At the same time, alternatives were also raised and joint actions were agreed:
· The construction of an alternative and community development goes through the indigenous worldview where respect and the correlation between men, women and the environment leads to communities being the protagonists of their own progress.
· The defense of Creole seeds, the incentive of organic agriculture and collective work, together with the formation of more cooperatives that facilitate the sale of traditional products through alternative trade channels, are the path identified to eradicate poverty and achieve food sovereignty.
· The development of an autonomous and popular education, together with the recovery of the wisdom of the elderly and the different forms of traditional crafts.
The creation of autonomous and community health houses, the training of health aides at the level of each community, sexual education with a particular focus on gender, the conservation of traditional plants and the implementation of natural medicine, are the way to rescue the traditional culture of the peoples and, through it, avoid the cultural genocide that the neoliberal policy is carrying out against the indigenous and black peoples of Mesoamerica.
The peoples are already united, the steps are being taken, barefoot and slow, but firm towards the construction of a world where all worlds fit.
Declaration of Hope
The representatives of the peasant, indigenous and black peoples of Meso America, gathered on the occasion of the development of the forum "Mesoamerican Exchange of Resistance in defense of our rights, resources and peoples" issued the following declaration:
1. We reject in the most energetic way the scam suffered by the Honduran people, especially the Garífuna people, with the sale of the Bahía de Tela, through the International Cooperation Agencies and the financing of the International Financial Institutions (IDB, WB, IMF, etc.)
2. We sympathize with the struggle of the Salvadoran people against the company -Pacific Rim- for the construction of the El Dorado mine, which threatens the lives of the communities of the Cabaña department.
3. Once again we express our opposition and repudiation of the FTA, the PPP and its nefarious projects such as the CBM instruments of death against the Mesoamerican peoples and natural resources.
4. We will continue to deepen the campaign “Yes to life, no to IFIs”.
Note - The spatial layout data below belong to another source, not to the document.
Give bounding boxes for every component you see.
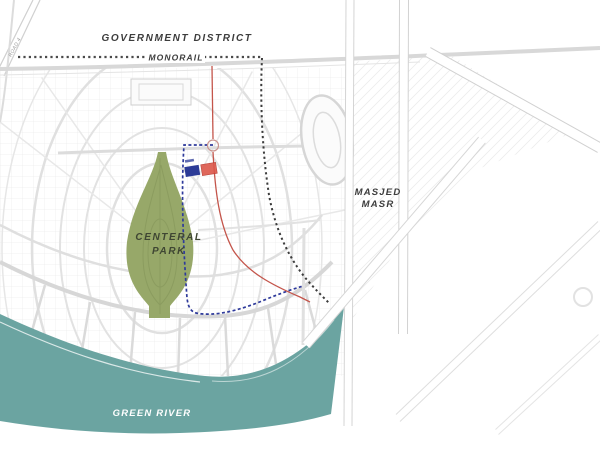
site-marker-red bbox=[201, 162, 218, 175]
government-district-label: GOVERNMENT DISTRICT bbox=[102, 33, 253, 44]
green-river-label: GREEN RIVER bbox=[113, 408, 192, 419]
masjed-masr-label-line2: MASR bbox=[362, 199, 395, 210]
monorail-label: MONORAIL bbox=[148, 53, 203, 63]
central-park-label-line1: CENTERAL bbox=[135, 232, 202, 243]
city-map: GOVERNMENT DISTRICT MONORAIL CENTERAL PA… bbox=[0, 0, 600, 450]
masjed-masr-label-line1: MASJED bbox=[355, 187, 402, 198]
central-park-label-line2: PARK bbox=[152, 246, 186, 257]
government-building-block bbox=[131, 79, 191, 105]
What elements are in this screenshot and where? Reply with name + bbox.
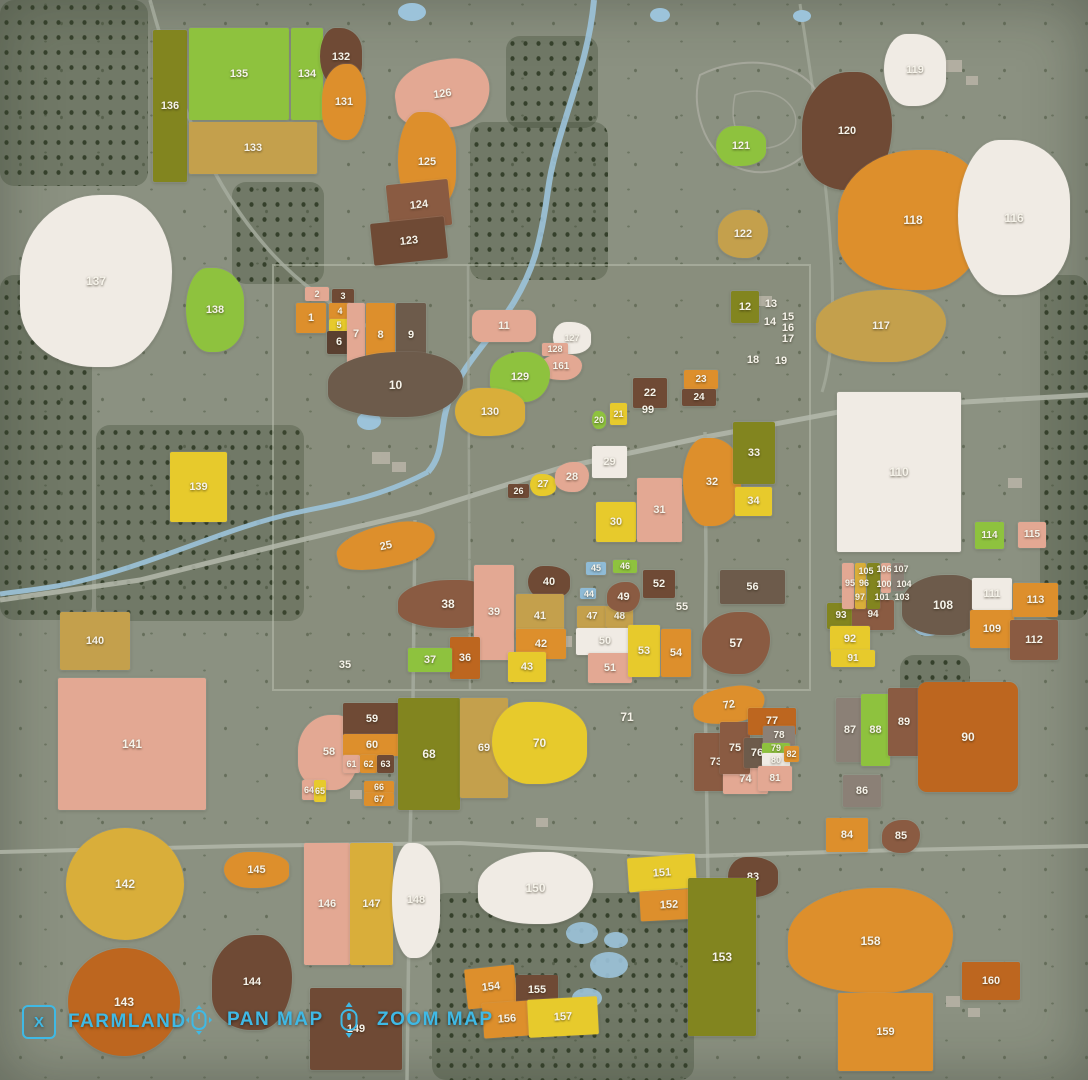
zoom-mouse-icon [333,1000,365,1040]
farmland-label: FARMLAND [68,1011,187,1033]
key-x[interactable]: X [22,1005,56,1039]
farmland-map-screen: 1361351341321311331261251241231191201211… [0,0,1088,1080]
farmland-toggle[interactable]: X FARMLAND [22,1005,187,1039]
zoom-map-control[interactable]: ZOOM MAP [333,1000,494,1040]
pan-map-control[interactable]: PAN MAP [183,1002,324,1038]
hud: X FARMLAND PAN MAP ZOOM MAP [0,0,1088,1080]
zoom-map-label: ZOOM MAP [377,1009,494,1031]
pan-mouse-icon [183,1002,215,1038]
pan-map-label: PAN MAP [227,1009,324,1031]
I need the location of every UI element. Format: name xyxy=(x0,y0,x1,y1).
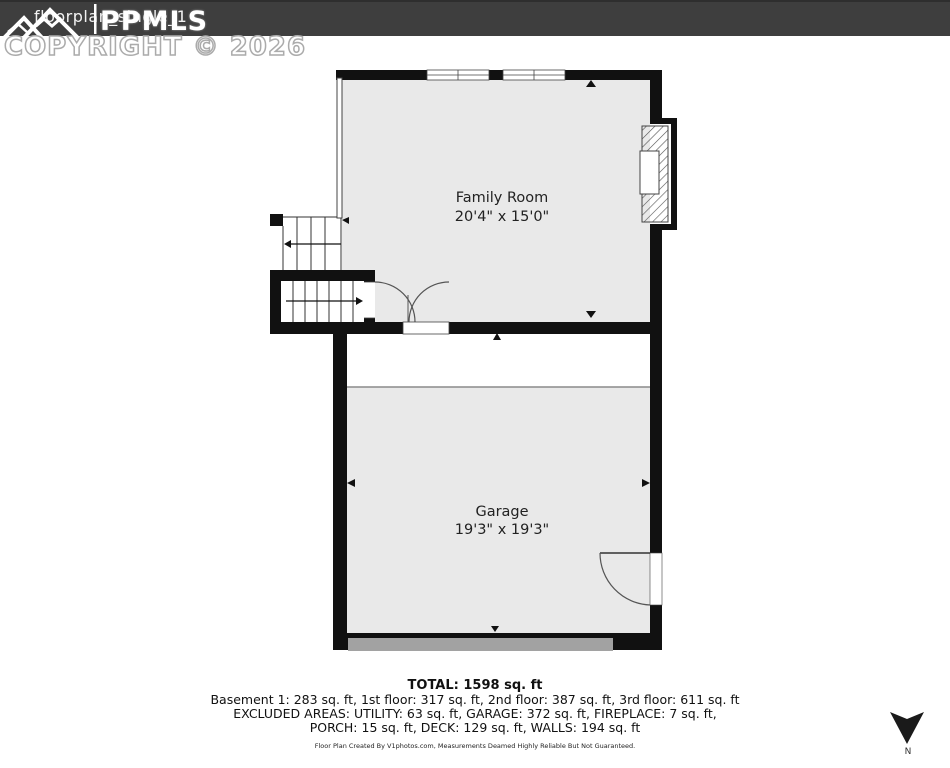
garage-dimensions: 19'3" x 19'3" xyxy=(455,522,549,538)
area-summary: TOTAL: 1598 sq. ft Basement 1: 283 sq. f… xyxy=(0,679,950,750)
floor-plan-page: floorplan_single_1 PPMLS COPYRIGHT © 202… xyxy=(0,0,950,768)
room-fills xyxy=(342,78,650,634)
stairs-upper xyxy=(283,217,341,270)
garage-name: Garage xyxy=(475,504,528,520)
excluded-areas-1: EXCLUDED AREAS: UTILITY: 63 sq. ft, GARA… xyxy=(0,707,950,721)
floor-areas: Basement 1: 283 sq. ft, 1st floor: 317 s… xyxy=(0,693,950,707)
excluded-areas-2: PORCH: 15 sq. ft, DECK: 129 sq. ft, WALL… xyxy=(0,721,950,735)
disclaimer: Floor Plan Created By V1photos.com, Meas… xyxy=(0,742,950,750)
garage-door xyxy=(348,638,613,651)
total-area: TOTAL: 1598 sq. ft xyxy=(0,679,950,693)
family-room-name: Family Room xyxy=(456,190,549,206)
fireplace xyxy=(640,118,677,230)
north-label: N xyxy=(893,747,923,757)
family-room-dimensions: 20'4" x 15'0" xyxy=(455,209,549,225)
floor-plan-drawing: Family Room 20'4" x 15'0" Garage 19'3" x… xyxy=(0,0,950,768)
thin-wall xyxy=(337,78,342,218)
stairs-lower xyxy=(281,281,364,322)
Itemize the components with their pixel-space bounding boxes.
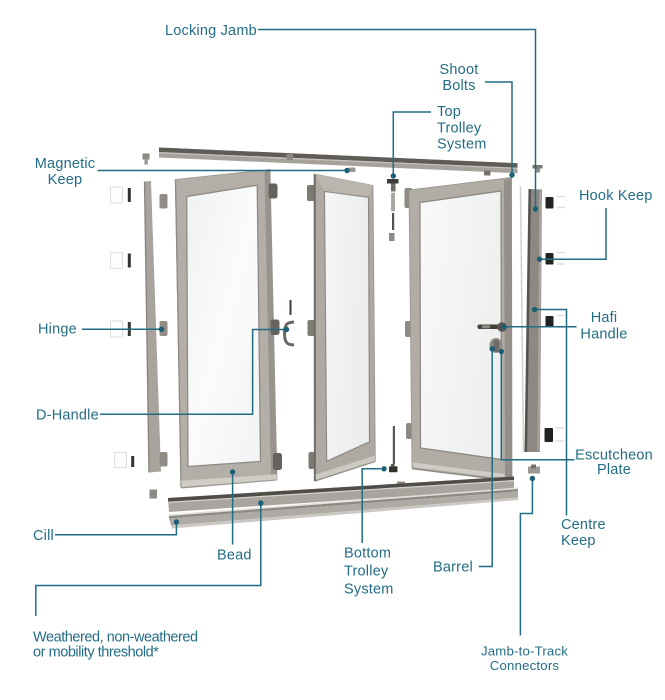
- svg-text:Top: Top: [437, 104, 461, 120]
- svg-text:or mobility threshold*: or mobility threshold*: [33, 645, 159, 661]
- svg-text:Magnetic: Magnetic: [35, 156, 95, 172]
- svg-text:Bolts: Bolts: [442, 78, 475, 94]
- svg-text:Weathered, non-weathered: Weathered, non-weathered: [33, 630, 198, 646]
- svg-text:System: System: [437, 137, 487, 153]
- svg-text:Connectors: Connectors: [490, 658, 560, 673]
- svg-text:Hafi: Hafi: [591, 310, 618, 326]
- svg-text:Jamb-to-Track: Jamb-to-Track: [481, 644, 568, 659]
- svg-text:Bottom: Bottom: [344, 546, 391, 562]
- svg-text:System: System: [344, 582, 394, 598]
- svg-text:Plate: Plate: [597, 462, 631, 478]
- svg-text:Trolley: Trolley: [344, 564, 389, 580]
- svg-text:Cill: Cill: [33, 528, 54, 544]
- svg-text:Centre: Centre: [561, 517, 606, 533]
- svg-text:Trolley: Trolley: [437, 121, 482, 137]
- svg-text:Hinge: Hinge: [38, 322, 77, 338]
- svg-text:Shoot: Shoot: [440, 62, 479, 78]
- svg-text:Barrel: Barrel: [433, 560, 473, 576]
- svg-text:Bead: Bead: [217, 548, 252, 564]
- svg-text:Handle: Handle: [580, 327, 627, 343]
- svg-text:Keep: Keep: [561, 533, 596, 549]
- svg-text:D-Handle: D-Handle: [36, 408, 99, 424]
- svg-text:Keep: Keep: [48, 172, 83, 188]
- svg-text:Hook Keep: Hook Keep: [579, 188, 653, 204]
- svg-text:Locking Jamb: Locking Jamb: [165, 23, 257, 39]
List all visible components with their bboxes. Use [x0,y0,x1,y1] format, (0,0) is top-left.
5. We reject the actions of dispossession of the land masked in individual titling programs, or the implementation of laws and programs that legalize the usurpations of the ancestral territories of the peoples. Such as the Program for Land Administration in Honduras (PATH), PROCEDE in Chiapas and the other land projects funded by the EU and the US.
In particular we sympathize with the community of Sambo Creek, Atlántida, Honduras, which is threatened with being dispossessed of their ancestral lands.
6. We demand the immediate freedom of political prisoners, imprisoned for their active membership in social organizations in Mesoamerica.
7. We demand the clarification of the murders of social leaders and the punishment of the guilty.
8. We reject the summit of Central American presidents who seek to impose neoliberal policies and free trade agreements in our region.
9. We support the struggles of the peoples of the world for the construction of a more just and humane society.
10. We recognize the usefulness of popular exchange spaces that strengthen articulation, exchange and brotherhood, committing ourselves to continue.
"BECAUSE A JUST AND DIGNIFIED MESOAMERICA IS POSSIBLE"
La Esperanza, Intibucá May 28, 2005
ADES, CIEPAC, COMPA, COPINH, MST, OFRANEH, National and International Civil Society.